Oddly, the same problem that worries many investors over the longer term is what encourages some for the short term: a soft economy. The reason is that an ailing economy requires the Federal Reserve to keep its short-term interest-rate targets near zero and continue pumping billions of dollars into the financial system. That is great for stocks because much of that money eventually finds its way into financial markets, and because cheap money keeps financing costs low and pushes corporate profits higher. Worries about whether government intervention would be enough to keep the economy growing have been one of the reasons behind the series of volatile up and down swings in late October and early November.
*** For a great take on the “Jobless Recovery” check out University of Chicago professor, Casey Mulligan’s blog on Economix.
Google acquisition of startup could jumpstart mobile ad category
Monday Google announced it has agreed to acquire mobile advertising startup AdMob for $750 million in stock.
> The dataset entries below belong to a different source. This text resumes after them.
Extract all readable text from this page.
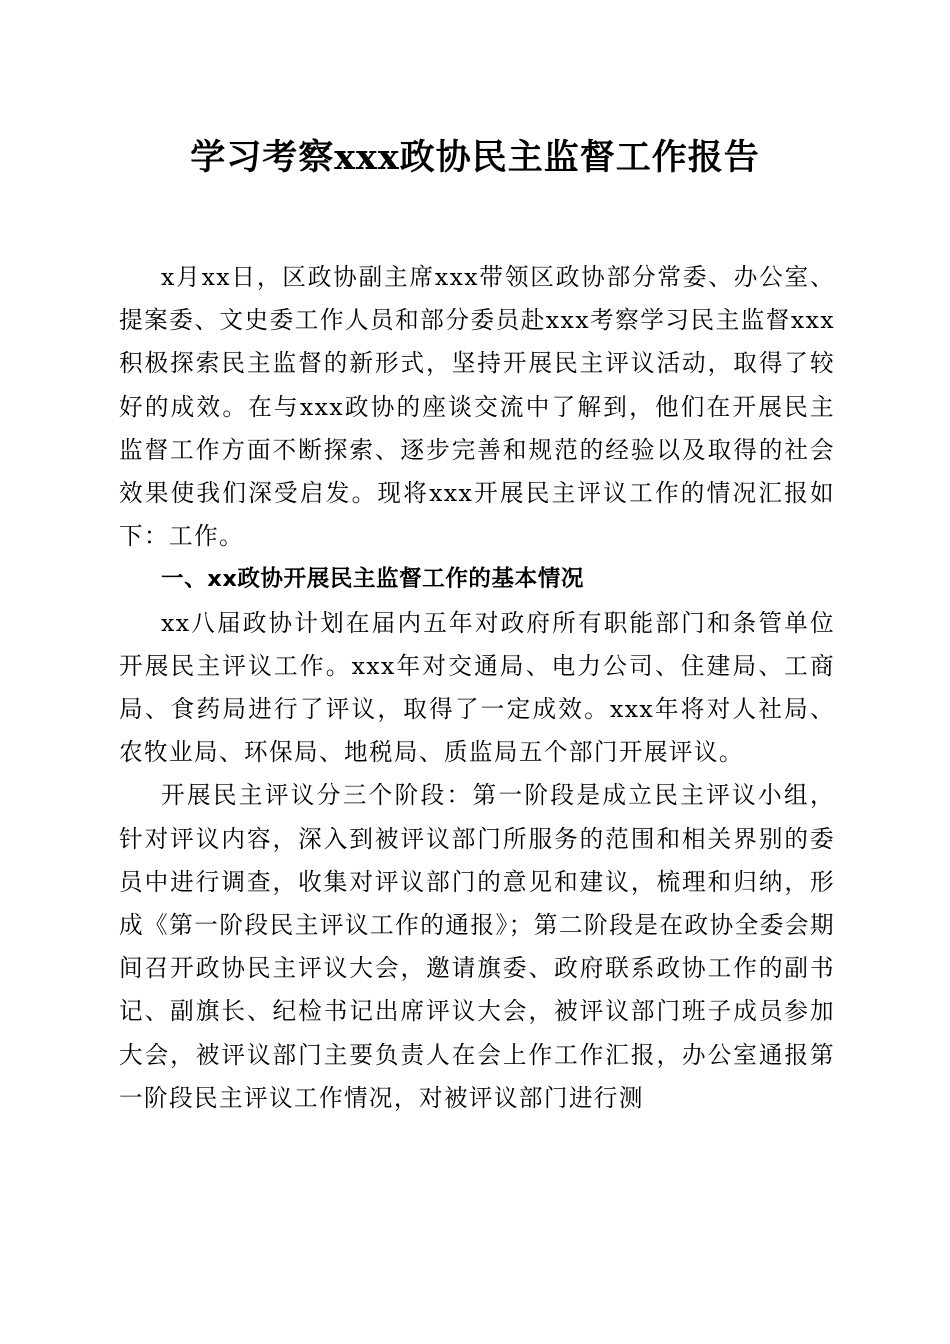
学习考察xxx政协民主监督工作报告

x月xx日，区政协副主席xxx带领区政协部分常委、办公室、提案委、文史委工作人员和部分委员赴xxx考察学习民主监督xxx积极探索民主监督的新形式，坚持开展民主评议活动，取得了较好的成效。在与xxx政协的座谈交流中了解到，他们在开展民主监督工作方面不断探索、逐步完善和规范的经验以及取得的社会效果使我们深受启发。现将xxx开展民主评议工作的情况汇报如下：工作。

一、xx政协开展民主监督工作的基本情况

xx八届政协计划在届内五年对政府所有职能部门和条管单位开展民主评议工作。xxx年对交通局、电力公司、住建局、工商局、食药局进行了评议，取得了一定成效。xxx年将对人社局、农牧业局、环保局、地税局、质监局五个部门开展评议。

开展民主评议分三个阶段：第一阶段是成立民主评议小组，针对评议内容，深入到被评议部门所服务的范围和相关界别的委员中进行调查，收集对评议部门的意见和建议，梳理和归纳，形成《第一阶段民主评议工作的通报》；第二阶段是在政协全委会期间召开政协民主评议大会，邀请旗委、政府联系政协工作的副书记、副旗长、纪检书记出席评议大会，被评议部门班子成员参加大会，被评议部门主要负责人在会上作工作汇报，办公室通报第一阶段民主评议工作情况，对被评议部门进行测
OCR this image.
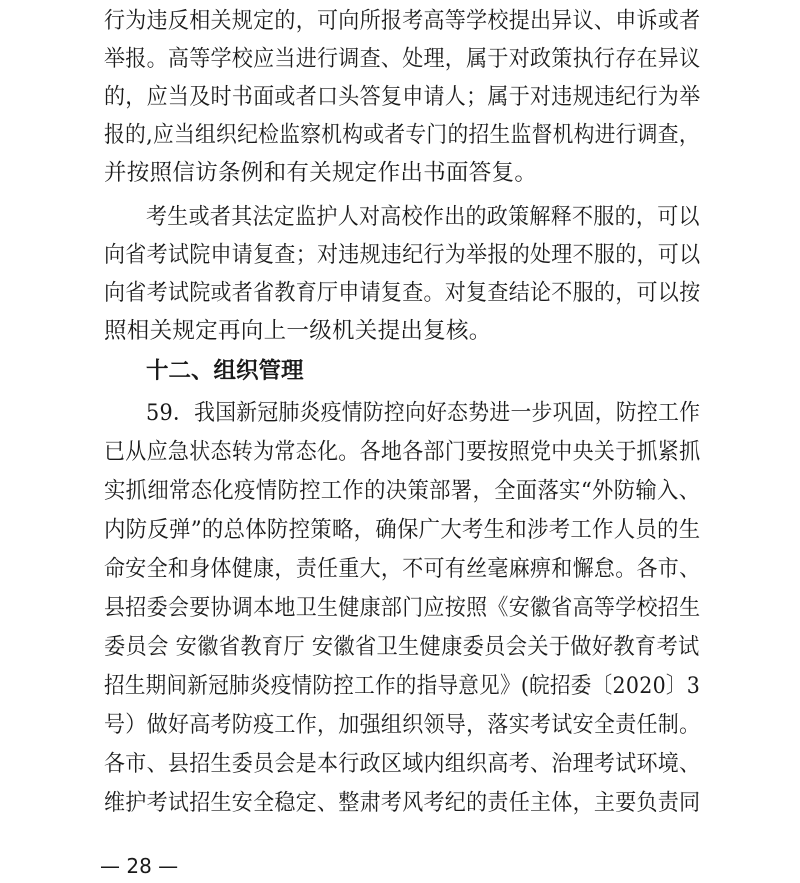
行为违反相关规定的，可向所报考高等学校提出异议、申诉或者
举报。高等学校应当进行调查、处理，属于对政策执行存在异议
的，应当及时书面或者口头答复申请人；属于对违规违纪行为举
报的,应当组织纪检监察机构或者专门的招生监督机构进行调查，
并按照信访条例和有关规定作出书面答复。
考生或者其法定监护人对高校作出的政策解释不服的，可以
向省考试院申请复查；对违规违纪行为举报的处理不服的，可以
向省考试院或者省教育厅申请复查。对复查结论不服的，可以按
照相关规定再向上一级机关提出复核。
十二、组织管理
59．我国新冠肺炎疫情防控向好态势进一步巩固，防控工作
已从应急状态转为常态化。各地各部门要按照党中央关于抓紧抓
实抓细常态化疫情防控工作的决策部署，全面落实“外防输入、
内防反弹”的总体防控策略，确保广大考生和涉考工作人员的生
命安全和身体健康，责任重大，不可有丝毫麻痹和懈怠。各市、
县招委会要协调本地卫生健康部门应按照《安徽省高等学校招生
委员会 安徽省教育厅 安徽省卫生健康委员会关于做好教育考试
招生期间新冠肺炎疫情防控工作的指导意见》(皖招委〔2020〕3
号）做好高考防疫工作，加强组织领导，落实考试安全责任制。
各市、县招生委员会是本行政区域内组织高考、治理考试环境、
维护考试招生安全稳定、整肃考风考纪的责任主体，主要负责同
— 28 —
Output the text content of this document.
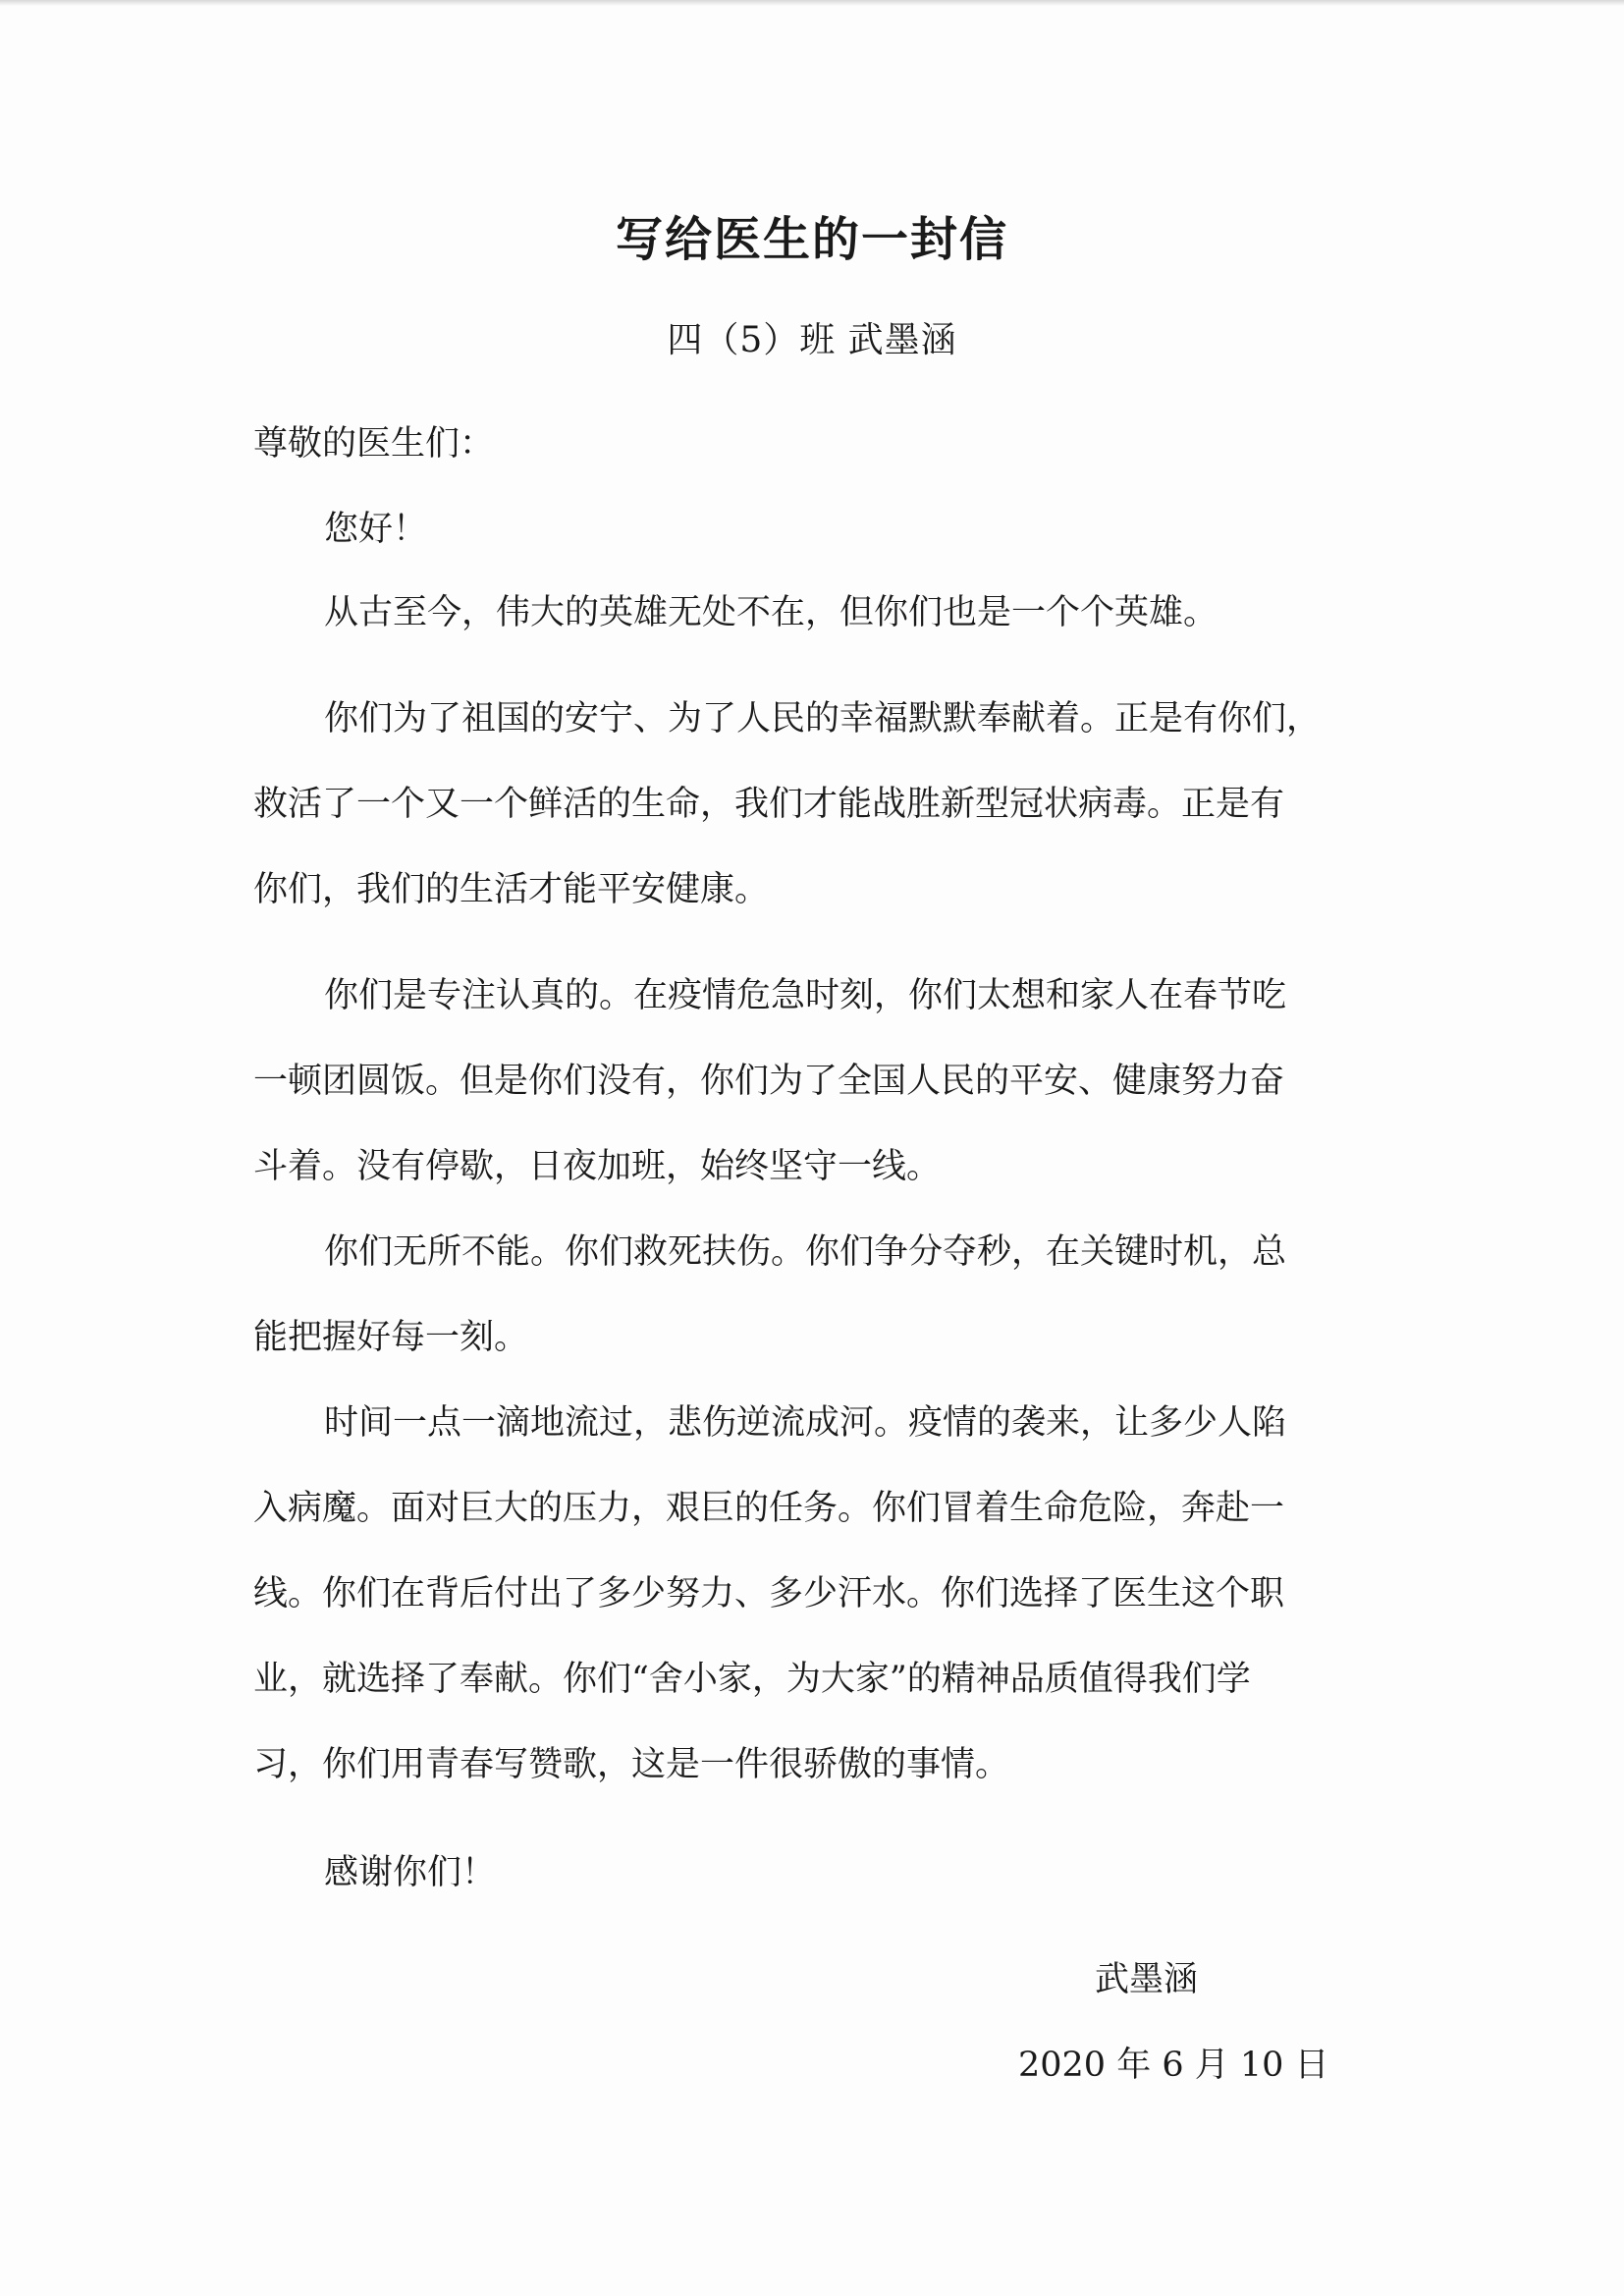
写给医生的一封信
四（5）班 武墨涵
尊敬的医生们：
您好！
从古至今，伟大的英雄无处不在，但你们也是一个个英雄。
你们为了祖国的安宁、为了人民的幸福默默奉献着。正是有你们，
救活了一个又一个鲜活的生命，我们才能战胜新型冠状病毒。正是有
你们，我们的生活才能平安健康。
你们是专注认真的。在疫情危急时刻，你们太想和家人在春节吃
一顿团圆饭。但是你们没有，你们为了全国人民的平安、健康努力奋
斗着。没有停歇，日夜加班，始终坚守一线。
你们无所不能。你们救死扶伤。你们争分夺秒，在关键时机，总
能把握好每一刻。
时间一点一滴地流过，悲伤逆流成河。疫情的袭来，让多少人陷
入病魔。面对巨大的压力，艰巨的任务。你们冒着生命危险，奔赴一
线。你们在背后付出了多少努力、多少汗水。你们选择了医生这个职
业，就选择了奉献。你们“舍小家，为大家”的精神品质值得我们学
习，你们用青春写赞歌，这是一件很骄傲的事情。
感谢你们！
武墨涵
2020 年 6 月 10 日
AdMob, whose clients include P&G, Adidas and Land Rover, is a leading seller of banner ads on iPhone apps and Web pages that can be retrieved from mobile phones. This deal will probably cement the viability of the much hyped mobile advertising business….still in its nascent stages at $160 million (source: Kelsey Group), less than one percent of the $23 billion in online ads in 2008 according to Internet Advertising Bureau.
While most of the mobile ads so far have been delivered by text message. Experts point to the growing popularity of the iPhone and other popular mobile devices, the ads will become more engaging and widespread. Analysts say Google already has an edge on its rivals Microsoft and Yahoo when it comes to ads linked to search queries via mobile. Expect Microsoft and Yahoo to look for deals with other mobile ad providers like JumpTap, Millenial Media and Quattro Wireless.
For advertising to work as we head into the second decade of the new millennium, it’s got to be measurable and prove it works. That said, the burden for accountability is a two way street. Publishers and Web site operators have to work more closely with their media partners to understand their marketing objectives, not meet monthly page or banner inventory quotas. On the flip side, marketers and their agencies need to do a better job of understanding their media partners’ audience, editorial tone and pulse. E-mailing generic spreadsheets or RFPs to media partners with 24 hours’ notice to get them done is not how great advertising or marketing gets done. And when it comes time to reconcile the success or failure of a campaign, both sides need real metrics, not self-serving “ad recall” surveys or click-based McMetrics to show ROI.
Let’s be a lot smarter, less greedy and more patient next decade.